2.4 Comparison with regression

So finally, let’s see how the shrinkage model compares to regular multiple regression. Imagine we are in a contest: we are given one subset of the data, the training set. We can do whatever we want with it to fit the model, and then we are given a second set of data, the test set. We use our model from the training set to predict \(\hat{y}\) in the test set, and whichever model has the best MSE between its \(\hat{y}\) and the true \(y\) wins (and may in fact be the more “true” model).

First we divide our data randomly into two equal halves, the training (in-sample) set and the test (out-sample) set:

set.seed(1)
trainingrows <- sample(1:nrow(x),nrow(x)/2) # half the rows at random
testrows <- setdiff(1:nrow(x),trainingrows) # the other half
trainx <- x[trainingrows,]  # matrix
trainy <- y[trainingrows] # vector
testx <- x[testrows,] # matrix
testy <- y[testrows] # vector

First let’s try regession. We fit the model on the training set, use the test data to predict \(\hat{y}\), and then calculate the MSE of that vs the true test \(y\):

lmout <- lm(trainy~trainx)
yhat.r <- cbind(1,testx) %*% lmout$coefficients
# ^^ we predict via matrix multiplication rather than just using predict() 
#    because x was made a matrix to make glmnet happy
mse.reg <- sum((testy - yhat.r)^2)/nrow(testx)
mse.reg
[1] 186205.5

Now let’s do it with lasso:

cv.lasso.mod=cv.glmnet(trainx,trainy,alpha=1,lambda=lambdalevels)
yhat.l <- predict(cv.lasso.mod$glmnet.fit, s=cv.lasso.mod$lambda.min, newx=testx)
# ^^ note how we give predict() our best lambda.min value to use for prediction
mse.las <- sum((testy - yhat.l)^2)/nrow(testx)
mse.las
[1] 147785.1

So the lasso MSE is better. Is that difference a lot? Well, we can construct an number like \(R^2\) to compare: we construct the total sum of squares (TSS) as the error between testy and the mean of testy.
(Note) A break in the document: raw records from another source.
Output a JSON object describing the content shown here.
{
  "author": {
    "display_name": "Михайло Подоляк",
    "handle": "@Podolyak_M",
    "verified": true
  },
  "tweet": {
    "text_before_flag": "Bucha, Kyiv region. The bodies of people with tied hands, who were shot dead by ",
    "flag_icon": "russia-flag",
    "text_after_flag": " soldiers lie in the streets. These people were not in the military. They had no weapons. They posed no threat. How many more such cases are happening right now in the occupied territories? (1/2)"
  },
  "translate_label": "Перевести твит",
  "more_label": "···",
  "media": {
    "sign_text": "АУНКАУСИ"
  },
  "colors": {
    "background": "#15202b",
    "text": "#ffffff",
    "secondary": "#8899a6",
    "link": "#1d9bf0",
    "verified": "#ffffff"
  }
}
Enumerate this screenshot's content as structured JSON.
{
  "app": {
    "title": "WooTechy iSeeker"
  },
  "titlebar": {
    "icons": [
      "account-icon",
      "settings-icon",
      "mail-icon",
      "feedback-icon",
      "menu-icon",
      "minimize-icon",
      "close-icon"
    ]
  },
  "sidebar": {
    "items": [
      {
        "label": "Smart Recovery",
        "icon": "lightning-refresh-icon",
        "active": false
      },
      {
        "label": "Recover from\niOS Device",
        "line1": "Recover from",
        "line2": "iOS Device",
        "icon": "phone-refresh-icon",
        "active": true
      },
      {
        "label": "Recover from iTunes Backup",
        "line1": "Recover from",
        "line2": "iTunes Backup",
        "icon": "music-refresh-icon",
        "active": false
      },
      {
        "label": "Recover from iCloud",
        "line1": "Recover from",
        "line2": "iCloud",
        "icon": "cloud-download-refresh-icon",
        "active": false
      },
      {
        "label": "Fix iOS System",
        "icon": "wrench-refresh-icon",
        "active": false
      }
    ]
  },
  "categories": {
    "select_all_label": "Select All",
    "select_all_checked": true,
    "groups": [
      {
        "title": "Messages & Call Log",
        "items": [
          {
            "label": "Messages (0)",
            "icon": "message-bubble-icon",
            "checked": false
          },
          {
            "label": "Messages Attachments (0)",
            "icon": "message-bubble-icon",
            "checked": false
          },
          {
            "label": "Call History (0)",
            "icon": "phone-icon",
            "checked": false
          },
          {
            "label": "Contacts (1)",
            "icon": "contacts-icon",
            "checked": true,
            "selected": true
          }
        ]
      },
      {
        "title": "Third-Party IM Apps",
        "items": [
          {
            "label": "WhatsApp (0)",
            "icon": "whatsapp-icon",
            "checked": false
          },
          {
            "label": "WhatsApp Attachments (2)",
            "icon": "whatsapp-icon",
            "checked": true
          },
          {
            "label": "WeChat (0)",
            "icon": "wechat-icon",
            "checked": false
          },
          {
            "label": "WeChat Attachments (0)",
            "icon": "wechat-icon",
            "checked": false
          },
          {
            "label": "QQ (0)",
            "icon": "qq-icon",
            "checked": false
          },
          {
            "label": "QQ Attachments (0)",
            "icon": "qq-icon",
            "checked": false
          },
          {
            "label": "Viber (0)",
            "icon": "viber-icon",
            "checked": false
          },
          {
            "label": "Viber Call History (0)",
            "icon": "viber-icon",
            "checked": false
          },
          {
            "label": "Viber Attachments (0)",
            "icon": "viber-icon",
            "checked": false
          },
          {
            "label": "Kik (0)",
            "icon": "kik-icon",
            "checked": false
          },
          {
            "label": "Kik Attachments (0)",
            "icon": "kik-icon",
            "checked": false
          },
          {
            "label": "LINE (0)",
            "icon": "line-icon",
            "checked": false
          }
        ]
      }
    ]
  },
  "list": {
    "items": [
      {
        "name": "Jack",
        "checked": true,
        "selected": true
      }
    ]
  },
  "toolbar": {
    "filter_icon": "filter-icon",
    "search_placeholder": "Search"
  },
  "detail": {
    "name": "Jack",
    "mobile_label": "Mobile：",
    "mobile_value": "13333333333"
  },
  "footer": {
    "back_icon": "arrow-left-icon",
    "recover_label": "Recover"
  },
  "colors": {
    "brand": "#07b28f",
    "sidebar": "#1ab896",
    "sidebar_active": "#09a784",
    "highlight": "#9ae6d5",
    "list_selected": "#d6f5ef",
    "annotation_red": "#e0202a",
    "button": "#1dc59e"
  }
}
We then compare the sum of squared errors sum((testy - yhat)^2) for our other two methods (regression and lasso), and construct an \(R^2\)-like measure for each. (It’s not exactly \(R^2\) even for the regression because of course we are comparing \(\hat{y}\) as predicted from one sample with \(y\) in a different sample, rather than all in the same sample as we do with the proper \(R^2\)).

tss <- sum((testy - mean(testy))^2)
sse.reg <- sum((testy - yhat.r)^2)
sse.las <- sum((testy - yhat.l)^2)
r2.r <- (tss - sse.reg) / tss
r2.l <- (tss - sse.las) / tss
r2.r
[1] 0.1709626
r2.l
[1] 0.3420207

As we can see, the out-of-sample pseudo-\(R^2\) is considerably higher for the lasso than the regression method. Many other tests have established lasso and ridge regression (and elastic net more generally) as some of the most successful out-of-sample modeling methods. It is likely that the lasso model is doing a better job of fitting the real population, and not over-fitting due to having a high number of independent variables, the way the regular multiple regression is prone to do. Similarly, we might reasonably believe that the lasso coefficients in the previous slide are likely to be more accurate measures of the true effects than the coefficients we get from just running the lm regression.